In contrast to the disease-specific approach in which disease burden is mapped over certain disease endpoints (which may have different aetiologies; e.g. liver cirrhosis as a separate health outcome independent from, e.g. previously acquired HBV infection), the pathogen-specific approach considers all relevant health outcomes and health states so that the disease burden can be attributed to a pathogen rather than a disease endpoint [Reference Zou13]. This allows a more comprehensive assessment of burden for IDs compared with the disease-endpoint approach [Reference Murray and Lopez11, 19]. Furthermore, the approach allows for direct comparison between the impact of acute infections and sequelae on population health.
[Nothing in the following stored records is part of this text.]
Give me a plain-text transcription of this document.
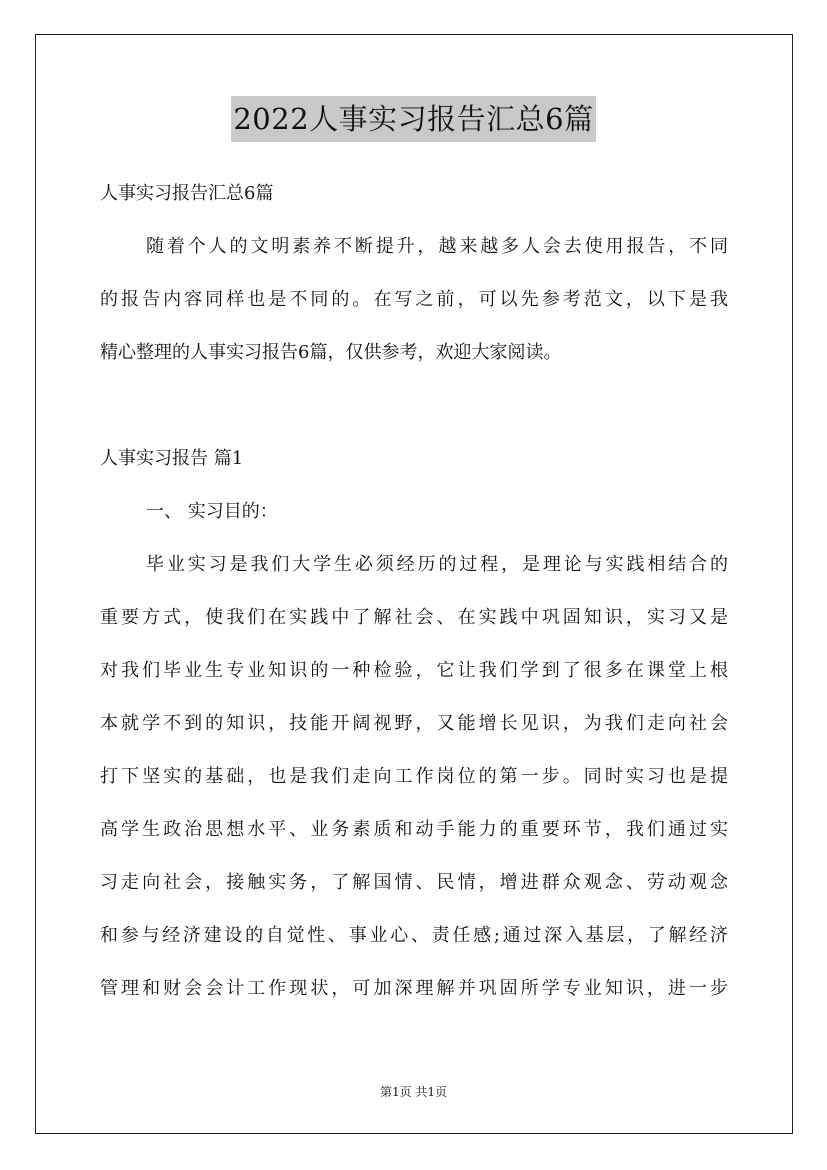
2022人事实习报告汇总6篇

人事实习报告汇总6篇

随着个人的文明素养不断提升，越来越多人会去使用报告，不同

的报告内容同样也是不同的。在写之前，可以先参考范文，以下是我

精心整理的人事实习报告6篇，仅供参考，欢迎大家阅读。

人事实习报告 篇1

一、 实习目的：

毕业实习是我们大学生必须经历的过程，是理论与实践相结合的

重要方式，使我们在实践中了解社会、在实践中巩固知识，实习又是

对我们毕业生专业知识的一种检验，它让我们学到了很多在课堂上根

本就学不到的知识，技能开阔视野，又能增长见识，为我们走向社会

打下坚实的基础，也是我们走向工作岗位的第一步。同时实习也是提

高学生政治思想水平、业务素质和动手能力的重要环节，我们通过实

习走向社会，接触实务，了解国情、民情，增进群众观念、劳动观念

和参与经济建设的自觉性、事业心、责任感;通过深入基层，了解经济

管理和财会会计工作现状，可加深理解并巩固所学专业知识，进一步

第1页 共1页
It should be noted that using our approach, all future (short- and long-term) consequences are projected to the year(s) selected for the analysis, which is assumed to be the year of infection. Thus, the measured disease burden is a sum of the current and future burden. With information regarding the duration of each health outcome given in the outcome tree, it is possible to incorporate the time dimension and describe how the burden of a certain pathogen may develop in future, allowing the identification of temporal trends. Various developments (e.g. demographic change, introduction of vaccination) can also be included in such projections of disease burden [Reference McDonald31].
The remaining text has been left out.